De repente, Mary sentiu uma presença.
Parou de caminhar e olhou ao redor, tentando identificar a fonte daquele desconforto que a fazia tremer, mas de uma forma diferente do frio.
Foi então que ela o viu.
Do outro lado da rua, sob a luz fraca de um poste, alguém estava parado, observando-a. O coração de Mary acelerou instantaneamente. Seus olhos estreitaram-se e seu corpo ficou tenso quando reconheceu quem era.
Ele.
Aquele maldito homem que havia destruído sua vida, cujas cicatrizes ela carregava na alma. O mesmo homem que pensava ter deixado para trás. Mas lá estava ele, como uma sombra do passado, a atormentando.
Ela sentiu o sangue subir ao rosto, o coração batendo tão rápido que mal conseguia respirar. Sem pensar duas vezes, Mary gritou, sua voz carregada de raiva e desespero.
—— Vai embora! —— ela berrou, os punhos cerrados ao lado do corpo. —— Vai embora!

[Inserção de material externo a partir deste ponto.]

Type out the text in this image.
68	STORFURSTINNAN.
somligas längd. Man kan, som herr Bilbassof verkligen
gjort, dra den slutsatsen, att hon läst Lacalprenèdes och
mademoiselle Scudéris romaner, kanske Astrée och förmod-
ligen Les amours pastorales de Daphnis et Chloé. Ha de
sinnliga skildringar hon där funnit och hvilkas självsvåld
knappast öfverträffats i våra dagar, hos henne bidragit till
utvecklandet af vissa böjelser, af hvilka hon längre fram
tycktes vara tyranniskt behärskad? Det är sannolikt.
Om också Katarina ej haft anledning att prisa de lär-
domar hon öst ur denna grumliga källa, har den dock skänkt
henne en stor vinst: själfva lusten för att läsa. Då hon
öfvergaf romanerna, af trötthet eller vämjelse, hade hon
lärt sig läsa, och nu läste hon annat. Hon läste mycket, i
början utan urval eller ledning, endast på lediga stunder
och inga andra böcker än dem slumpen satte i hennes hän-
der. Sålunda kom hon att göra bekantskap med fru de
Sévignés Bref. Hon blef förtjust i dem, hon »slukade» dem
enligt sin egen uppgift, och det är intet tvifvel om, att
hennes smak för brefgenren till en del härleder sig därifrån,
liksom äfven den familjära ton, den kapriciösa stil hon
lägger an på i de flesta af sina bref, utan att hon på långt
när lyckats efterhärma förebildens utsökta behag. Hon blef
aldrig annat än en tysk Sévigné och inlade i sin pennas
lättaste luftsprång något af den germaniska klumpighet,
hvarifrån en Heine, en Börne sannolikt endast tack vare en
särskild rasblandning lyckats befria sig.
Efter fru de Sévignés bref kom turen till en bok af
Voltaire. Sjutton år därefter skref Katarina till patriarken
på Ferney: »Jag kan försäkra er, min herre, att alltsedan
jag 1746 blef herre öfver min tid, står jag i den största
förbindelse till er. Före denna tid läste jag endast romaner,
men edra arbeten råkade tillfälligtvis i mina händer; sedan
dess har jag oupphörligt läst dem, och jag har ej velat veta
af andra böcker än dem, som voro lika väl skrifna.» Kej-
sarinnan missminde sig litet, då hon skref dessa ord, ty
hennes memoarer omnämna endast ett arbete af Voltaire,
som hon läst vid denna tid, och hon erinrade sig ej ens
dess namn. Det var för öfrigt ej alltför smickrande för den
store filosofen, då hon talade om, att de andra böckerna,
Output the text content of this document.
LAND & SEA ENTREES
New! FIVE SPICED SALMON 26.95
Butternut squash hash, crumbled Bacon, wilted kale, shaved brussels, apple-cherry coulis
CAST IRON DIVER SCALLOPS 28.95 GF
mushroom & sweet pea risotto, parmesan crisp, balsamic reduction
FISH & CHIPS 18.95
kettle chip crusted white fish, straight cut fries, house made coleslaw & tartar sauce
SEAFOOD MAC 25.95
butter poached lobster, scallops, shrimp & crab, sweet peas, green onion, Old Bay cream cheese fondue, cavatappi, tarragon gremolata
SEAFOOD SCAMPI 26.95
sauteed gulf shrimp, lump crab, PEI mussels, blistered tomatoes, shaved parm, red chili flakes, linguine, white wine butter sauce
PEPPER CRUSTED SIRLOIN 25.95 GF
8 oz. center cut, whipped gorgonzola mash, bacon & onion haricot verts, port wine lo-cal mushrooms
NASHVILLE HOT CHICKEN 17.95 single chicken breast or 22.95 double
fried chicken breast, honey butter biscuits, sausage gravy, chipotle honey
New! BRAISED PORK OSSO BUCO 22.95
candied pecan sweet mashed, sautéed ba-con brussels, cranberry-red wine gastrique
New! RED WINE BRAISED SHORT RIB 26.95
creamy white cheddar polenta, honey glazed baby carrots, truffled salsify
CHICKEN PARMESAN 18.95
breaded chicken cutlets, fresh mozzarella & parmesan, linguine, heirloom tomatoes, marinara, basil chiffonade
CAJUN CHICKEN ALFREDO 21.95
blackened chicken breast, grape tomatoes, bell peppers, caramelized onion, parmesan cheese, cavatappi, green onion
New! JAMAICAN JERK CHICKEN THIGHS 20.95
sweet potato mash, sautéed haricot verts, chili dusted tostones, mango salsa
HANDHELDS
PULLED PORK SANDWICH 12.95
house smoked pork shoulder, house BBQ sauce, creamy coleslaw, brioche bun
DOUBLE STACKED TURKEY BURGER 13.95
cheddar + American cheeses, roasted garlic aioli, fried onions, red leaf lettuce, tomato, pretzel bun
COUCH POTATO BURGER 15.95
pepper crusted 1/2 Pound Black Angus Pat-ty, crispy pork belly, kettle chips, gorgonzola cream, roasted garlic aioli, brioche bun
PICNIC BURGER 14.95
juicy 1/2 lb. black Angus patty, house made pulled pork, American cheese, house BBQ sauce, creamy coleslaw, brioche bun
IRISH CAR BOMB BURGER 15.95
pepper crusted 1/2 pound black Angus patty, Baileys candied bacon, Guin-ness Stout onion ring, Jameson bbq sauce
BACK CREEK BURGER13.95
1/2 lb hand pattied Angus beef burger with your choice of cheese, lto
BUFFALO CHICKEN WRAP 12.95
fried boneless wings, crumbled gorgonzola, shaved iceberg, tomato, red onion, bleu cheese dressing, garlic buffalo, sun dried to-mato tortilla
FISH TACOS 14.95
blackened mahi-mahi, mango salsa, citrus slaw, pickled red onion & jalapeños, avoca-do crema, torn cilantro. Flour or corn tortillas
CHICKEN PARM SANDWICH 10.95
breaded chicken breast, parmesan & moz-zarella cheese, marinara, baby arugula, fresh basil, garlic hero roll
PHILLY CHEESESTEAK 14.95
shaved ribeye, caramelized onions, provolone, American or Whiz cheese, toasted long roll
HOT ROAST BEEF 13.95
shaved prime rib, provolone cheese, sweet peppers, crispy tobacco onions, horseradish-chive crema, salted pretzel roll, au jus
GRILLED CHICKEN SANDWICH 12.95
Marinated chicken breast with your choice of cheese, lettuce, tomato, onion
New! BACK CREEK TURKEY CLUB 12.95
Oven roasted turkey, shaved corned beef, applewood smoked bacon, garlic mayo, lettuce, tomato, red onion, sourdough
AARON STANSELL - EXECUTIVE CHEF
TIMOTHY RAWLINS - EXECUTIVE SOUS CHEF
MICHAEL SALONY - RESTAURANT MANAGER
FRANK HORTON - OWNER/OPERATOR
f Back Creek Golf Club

Ela deu um passo à frente, o instinto lhe mandando atravessar a rua e confrontá-lo de uma vez por todas. Sua mente estava em chamas, o ódio e a dor se misturando enquanto gritava novamente, ainda mais alto.
—— Sai daqui! Me deixa em paz!
Seus pés mal tocaram o asfalto quando um carro passou em alta velocidade, rasgando o silêncio da noite e forçando-a a recuar rapidamente para a calçada.
O barulho das rodas cortando o ar a fez parar por um instante, e quando olhou de volta para o outro lado da rua, o homem havia desaparecido. Não havia sinal dele, apenas o poste iluminando a calçada vazia, como se tudo tivesse sido um pesadelo.
Mary sentiu um nó se formar em sua garganta. Seu corpo tremia, não apenas pelo susto, mas pelo horror de reviver algo que ela acreditava estar enterrado. Ela olhou em volta desesperadamente, mas ele já não estava mais lá. Apenas o silêncio e o frio da noite a cercavam, deixando-a sozinha com seus demônios.
Ofegante, ela recuou um passo, ainda olhando para o vazio do outro lado da rua. Será que foi real? pensou. Ou ele sempre esteve comigo, escondido nas sombras, esperando o momento certo para assombra lá novamente.